The bill was unanimously passed by the Senate last week after unanimously clearing the House in December.

The committee also would advise the proposed Federal-Military Jobs Commission.

“Aerospace and technology industries represent significant economic sectors of the Ohio economy,” Perales said, noting that 17 percent of total U.S. employment in aviation and aerospace is located in Ohio.

“This committee will develop a comprehensive effort to highlight, coordinate and promote industries across the state. The effort will include connecting aerospace and technology partnering opportunities, often unknown or disjointed between academia, industry and military.”

In moving through the legislative process, the bill was amended to include provisions to establish the Federal-Military Jobs Program.

The nine-member FMJC would be an offshoot of the program charged with developing and maintaining an ongoing strategy for retention and growth of federal-military jobs and associated private-sector jobs in Ohio.

If HB 292 is signed into law, the committee would be required to publish an annual report by July 1 of each year, starting in 2015.

A fiscal analysis states that although the bill does not explicitly declare so, the 21 committee members will presumably not be compensated for their services.

“With Wright Patterson Air Force Base, Ohio’s largest single site employer and strong relationships with various entities across the state, I feel it is my duty to help connect these industries and enhance Ohio as leader in aerospace and technology in the country,” Perales said, adding that he intentionally wanted the bill to be vetted outside of military and veterans affairs committees in the legislature.

“Ultimately (this bill is) about economics and opportunities. There is too much at stake to have missed opportunities, which is why I believe it is past the time that we should take advantage of our resources and create an official committee that solely focuses on these growing industries.”

Marty McGann of Greater Cleveland Partnership offered proponent testimony for the bill before the Senate State Government Oversight and Reform committee.

“The GCP is no stranger to the needs of Ohio’s aerospace industry. Our membership includes a wide range of aerospace, aviation and technology companies,” he said.

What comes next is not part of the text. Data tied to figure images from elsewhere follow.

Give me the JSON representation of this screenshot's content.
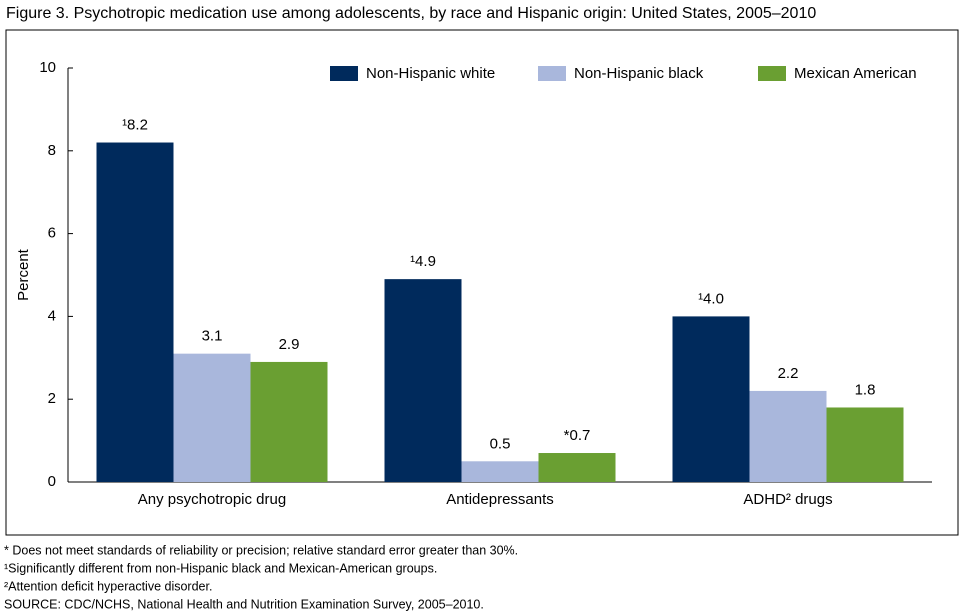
{
  "chart_data": {
    "type": "bar",
    "title": "Figure 3. Psychotropic medication use among adolescents, by race and Hispanic origin: United States, 2005–2010",
    "y_label": "Percent",
    "categories": [
      "Any psychotropic drug",
      "Antidepressants",
      "ADHD² drugs"
    ],
    "series": [
      {
        "name": "Non-Hispanic white",
        "color": "#002a5c",
        "values": [
          8.2,
          4.9,
          4.0
        ],
        "value_labels": [
          "¹8.2",
          "¹4.9",
          "¹4.0"
        ]
      },
      {
        "name": "Non-Hispanic black",
        "color": "#a9b7dc",
        "values": [
          3.1,
          0.5,
          2.2
        ],
        "value_labels": [
          "3.1",
          "0.5",
          "2.2"
        ]
      },
      {
        "name": "Mexican American",
        "color": "#6a9f32",
        "values": [
          2.9,
          0.7,
          1.8
        ],
        "value_labels": [
          "2.9",
          "*0.7",
          "1.8"
        ]
      }
    ],
    "ylim": [
      0,
      10
    ],
    "yticks": [
      0,
      2,
      4,
      6,
      8,
      10
    ],
    "grid": false,
    "legend": "top-right",
    "footnotes": [
      "* Does not meet standards of reliability or precision; relative standard error greater than 30%.",
      "¹Significantly different from non-Hispanic black and Mexican-American groups.",
      "²Attention deficit hyperactive disorder.",
      "SOURCE: CDC/NCHS, National Health and Nutrition Examination Survey, 2005–2010."
    ]
  }
}
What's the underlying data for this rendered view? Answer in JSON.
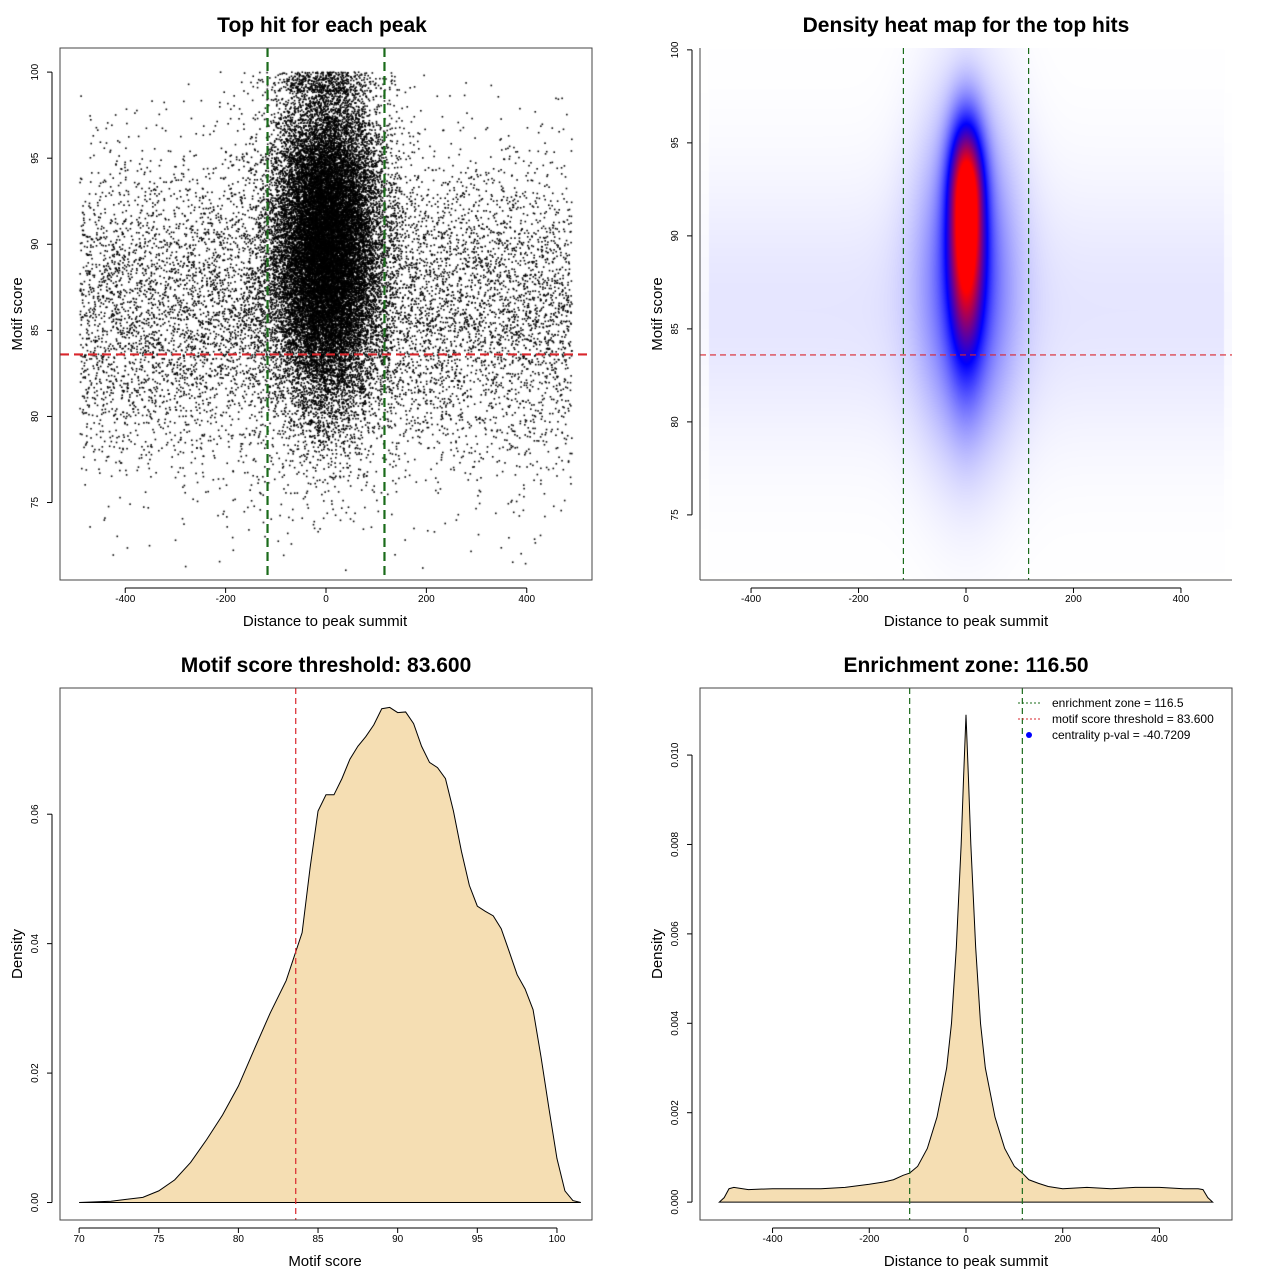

“Aerospace and aviation is a significant economic driver to the state’s economy, employing over 130,000 workers. Our state is the top supplier to both Boeing and Airbus. The NASA Glenn Research Center directly employs over 3,200 highly paid and highly skilled Ohioans.”

McGann noted that Canada is Ohio’s No. 1 trading partner with exports to our northern neighbors exceeding $19 billion, which includes $1.6 billion in exports of engines and turbines and $373 million in aircraft.

“HB 292 will create and help codify the work that has taken place on an ad hoc basis across the state by creating a permanent committee to study and develop strategies to promote, encourage communication and resource sharing and foster research and development in the aerospace and technology industry,” he said.

“With the creation of this study committee, we would encourage their joint collaboration with interested parties across the state, as well as with other state appointed and sanctioned bodies currently operating within the fields of aerospace and technology.”

Specifically, McGann said the committee should work collaboratively with the Ohio Aerospace and Aviation Council and Ohio’s Third Frontier program.

“The OAAC has worked diligently to validate the impact of Ohio’s aerospace and aviation industries and organizations and to advocate for their advancement,” he said.

“Ohio’s Third Frontier Commission and its advisory board have actively engaged in the advancement and funding of high-growth technologies and technology-based companies. By committing and combining the resources of the Aerospace and Technology Study Committee, along with those of the Ohio Aerospace and Aviation Council and the Third Frontier program, the state of Ohio will demonstrate to the state, the nation and the world that Ohio understands the importance of the aerospace and technology industries that impact our economy.”